Prompt 160 - Oscar-winners from the 1920s to the 1940s.
Characters/Pairing Spike, Xander, Spike
The Adventures of Robin Hood" (1938)
Some moments in that last fight reminded Buffy of a movie. Not the ubervamps, so like orcs it made you wonder where that old British professor got his ideas from, or if there was a Hellmouth in New Zealand, nor the screams and bloody carnage of a horror movie. No, it was the muscular grace of Spike’s movement, the precision of his fists and knives, the way his enemies seemed to melt, butter-like before him.
Spike might have been a Big Bad once, but he now took (lives) from the bad to give life to the good. Her Robin Hood.
So This Is Harris! (1933) Pirates had an irresistible charm. Willow once said so in her heterosexual days. Anya had mentioned an interest not confined to Mr Depp, and invented a game called “Shiver My Timbers”, which he was never going to talk about, ever.
Xander eyed himself in the mirror. Rakish costume, ready to go. Stupid accent, well-practised. Something still missing, though. Cutting off a leg was too extreme, and dead parrots belonged to a very old joke. He needed something else to complete the look. What?
Aha. An eye-patch. Perfect. He looked so good in one. Perhaps he should consider making it permanent.
Pygmalion (1938) William worked hard to change his accent.
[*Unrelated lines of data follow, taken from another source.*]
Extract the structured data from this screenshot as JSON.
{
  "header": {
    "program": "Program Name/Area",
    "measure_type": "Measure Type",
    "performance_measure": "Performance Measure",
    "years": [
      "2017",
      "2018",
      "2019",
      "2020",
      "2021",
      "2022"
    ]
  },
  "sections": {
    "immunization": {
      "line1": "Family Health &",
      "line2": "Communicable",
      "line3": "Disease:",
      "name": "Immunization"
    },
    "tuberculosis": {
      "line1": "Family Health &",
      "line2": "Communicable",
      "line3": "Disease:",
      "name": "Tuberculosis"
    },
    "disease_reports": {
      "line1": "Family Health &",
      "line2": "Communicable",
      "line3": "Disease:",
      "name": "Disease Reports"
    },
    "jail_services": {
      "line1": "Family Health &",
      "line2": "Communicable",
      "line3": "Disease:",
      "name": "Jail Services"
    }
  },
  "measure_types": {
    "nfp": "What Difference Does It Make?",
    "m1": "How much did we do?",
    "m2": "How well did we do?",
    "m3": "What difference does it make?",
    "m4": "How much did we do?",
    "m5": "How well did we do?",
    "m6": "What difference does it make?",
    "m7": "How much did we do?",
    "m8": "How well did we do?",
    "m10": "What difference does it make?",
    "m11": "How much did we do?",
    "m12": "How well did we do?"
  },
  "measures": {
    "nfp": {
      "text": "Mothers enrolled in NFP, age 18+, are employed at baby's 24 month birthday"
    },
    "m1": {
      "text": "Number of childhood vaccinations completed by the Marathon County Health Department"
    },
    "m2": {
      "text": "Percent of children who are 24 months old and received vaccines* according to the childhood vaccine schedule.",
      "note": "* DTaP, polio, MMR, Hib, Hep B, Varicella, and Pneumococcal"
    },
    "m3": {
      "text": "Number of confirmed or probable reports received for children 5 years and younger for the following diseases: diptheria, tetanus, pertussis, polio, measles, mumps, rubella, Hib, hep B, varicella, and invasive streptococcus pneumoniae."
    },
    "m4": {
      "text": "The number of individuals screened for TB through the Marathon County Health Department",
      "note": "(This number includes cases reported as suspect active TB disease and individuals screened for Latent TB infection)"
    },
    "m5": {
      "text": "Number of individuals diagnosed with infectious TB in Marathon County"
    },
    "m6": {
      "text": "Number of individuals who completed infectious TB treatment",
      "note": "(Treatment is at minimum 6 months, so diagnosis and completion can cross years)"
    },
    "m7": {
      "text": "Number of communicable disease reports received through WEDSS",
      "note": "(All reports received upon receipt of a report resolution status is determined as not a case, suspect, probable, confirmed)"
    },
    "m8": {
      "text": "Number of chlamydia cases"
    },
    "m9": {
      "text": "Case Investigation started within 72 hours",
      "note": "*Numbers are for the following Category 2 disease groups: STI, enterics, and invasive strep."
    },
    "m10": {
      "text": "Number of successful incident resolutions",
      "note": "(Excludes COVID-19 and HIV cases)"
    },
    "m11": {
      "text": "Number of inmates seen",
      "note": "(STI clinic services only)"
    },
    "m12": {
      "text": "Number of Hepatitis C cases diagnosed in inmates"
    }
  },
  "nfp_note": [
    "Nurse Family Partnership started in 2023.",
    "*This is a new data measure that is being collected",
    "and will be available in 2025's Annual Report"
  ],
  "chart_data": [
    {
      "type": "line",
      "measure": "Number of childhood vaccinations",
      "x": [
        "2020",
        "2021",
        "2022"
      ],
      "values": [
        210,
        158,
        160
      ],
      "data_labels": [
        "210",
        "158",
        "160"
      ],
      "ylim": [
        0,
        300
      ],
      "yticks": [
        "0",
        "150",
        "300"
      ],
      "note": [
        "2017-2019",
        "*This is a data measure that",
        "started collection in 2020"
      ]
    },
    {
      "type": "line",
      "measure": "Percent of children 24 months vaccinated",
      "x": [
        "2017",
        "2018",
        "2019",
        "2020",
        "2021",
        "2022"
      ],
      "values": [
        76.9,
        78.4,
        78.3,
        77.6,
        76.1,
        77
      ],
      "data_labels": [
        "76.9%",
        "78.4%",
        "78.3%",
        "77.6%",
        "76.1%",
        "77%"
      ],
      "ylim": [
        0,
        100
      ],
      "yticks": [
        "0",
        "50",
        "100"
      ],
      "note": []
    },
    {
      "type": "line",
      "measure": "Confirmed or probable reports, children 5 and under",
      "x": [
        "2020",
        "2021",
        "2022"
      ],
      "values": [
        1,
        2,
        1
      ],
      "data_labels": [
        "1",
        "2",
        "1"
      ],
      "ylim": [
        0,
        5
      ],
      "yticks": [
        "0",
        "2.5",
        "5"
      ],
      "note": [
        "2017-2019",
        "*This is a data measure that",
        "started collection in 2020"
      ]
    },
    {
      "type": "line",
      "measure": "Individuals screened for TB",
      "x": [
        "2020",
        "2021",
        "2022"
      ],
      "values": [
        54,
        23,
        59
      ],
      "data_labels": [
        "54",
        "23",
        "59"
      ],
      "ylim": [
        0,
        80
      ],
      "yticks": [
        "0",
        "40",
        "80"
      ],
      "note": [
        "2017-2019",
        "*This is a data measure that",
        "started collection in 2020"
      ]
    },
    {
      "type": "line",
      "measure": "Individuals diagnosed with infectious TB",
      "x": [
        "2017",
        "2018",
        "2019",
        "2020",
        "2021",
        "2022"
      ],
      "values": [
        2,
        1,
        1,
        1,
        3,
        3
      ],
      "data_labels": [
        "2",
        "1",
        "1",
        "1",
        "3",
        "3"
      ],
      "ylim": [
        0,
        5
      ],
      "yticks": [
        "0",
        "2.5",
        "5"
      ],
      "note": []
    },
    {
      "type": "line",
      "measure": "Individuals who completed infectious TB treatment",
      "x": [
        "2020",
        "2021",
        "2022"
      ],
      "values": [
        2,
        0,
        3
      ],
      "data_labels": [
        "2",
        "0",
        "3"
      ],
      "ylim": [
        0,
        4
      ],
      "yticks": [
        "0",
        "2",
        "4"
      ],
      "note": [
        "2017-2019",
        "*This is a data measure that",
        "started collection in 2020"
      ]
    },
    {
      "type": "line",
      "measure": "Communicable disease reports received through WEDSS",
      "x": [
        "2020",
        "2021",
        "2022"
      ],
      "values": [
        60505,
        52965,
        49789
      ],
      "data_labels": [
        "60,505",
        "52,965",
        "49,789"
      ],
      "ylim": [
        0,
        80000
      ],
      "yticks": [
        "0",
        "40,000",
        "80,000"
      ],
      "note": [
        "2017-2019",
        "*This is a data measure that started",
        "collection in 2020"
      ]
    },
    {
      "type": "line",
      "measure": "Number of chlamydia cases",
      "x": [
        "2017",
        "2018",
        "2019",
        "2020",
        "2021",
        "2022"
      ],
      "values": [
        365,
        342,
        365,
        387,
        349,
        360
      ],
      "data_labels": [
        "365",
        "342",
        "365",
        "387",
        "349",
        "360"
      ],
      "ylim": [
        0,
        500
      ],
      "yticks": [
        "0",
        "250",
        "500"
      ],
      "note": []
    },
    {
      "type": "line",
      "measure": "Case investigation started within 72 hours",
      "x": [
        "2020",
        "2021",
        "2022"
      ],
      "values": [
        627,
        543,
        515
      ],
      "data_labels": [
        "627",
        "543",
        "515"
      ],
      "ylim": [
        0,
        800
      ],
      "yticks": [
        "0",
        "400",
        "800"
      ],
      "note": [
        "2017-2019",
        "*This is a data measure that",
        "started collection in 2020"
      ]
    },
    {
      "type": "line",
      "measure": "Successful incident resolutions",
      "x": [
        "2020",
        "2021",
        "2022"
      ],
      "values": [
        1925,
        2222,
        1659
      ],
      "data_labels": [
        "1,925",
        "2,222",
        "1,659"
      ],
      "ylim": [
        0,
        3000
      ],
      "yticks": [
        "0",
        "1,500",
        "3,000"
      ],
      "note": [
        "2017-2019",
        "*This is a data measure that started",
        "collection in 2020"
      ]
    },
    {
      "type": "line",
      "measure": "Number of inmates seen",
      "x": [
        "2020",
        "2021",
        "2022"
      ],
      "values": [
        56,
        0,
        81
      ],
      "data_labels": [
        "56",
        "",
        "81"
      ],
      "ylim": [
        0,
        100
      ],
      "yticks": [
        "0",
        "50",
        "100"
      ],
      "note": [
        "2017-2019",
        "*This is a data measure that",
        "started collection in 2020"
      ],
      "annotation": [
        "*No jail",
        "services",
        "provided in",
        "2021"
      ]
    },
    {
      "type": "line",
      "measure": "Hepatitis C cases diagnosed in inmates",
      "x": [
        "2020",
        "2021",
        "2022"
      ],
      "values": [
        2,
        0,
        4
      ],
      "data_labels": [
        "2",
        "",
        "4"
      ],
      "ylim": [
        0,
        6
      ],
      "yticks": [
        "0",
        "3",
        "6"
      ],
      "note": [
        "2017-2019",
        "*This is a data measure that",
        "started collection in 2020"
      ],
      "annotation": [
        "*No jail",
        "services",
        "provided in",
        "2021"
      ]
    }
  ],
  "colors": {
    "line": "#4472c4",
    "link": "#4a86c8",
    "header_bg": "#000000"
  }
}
There was a parlour maid, a tasty piece hailing from Peckham. He enjoyed learning from her, imitating her pleas and cries, her babbling attempts to persuade him to leave her alone. Not as much as he enjoyed her blood when he was finally bored with her, though.
His mother’s coachman was good, too. Camden-born, he had an impressive line in swearing. Spike learned a lot from him as he ate his way through the scullery-maid, the stable-lad and the tweenie. Yes, ripe language was satisfying, like a ripe body. But it lasted longer.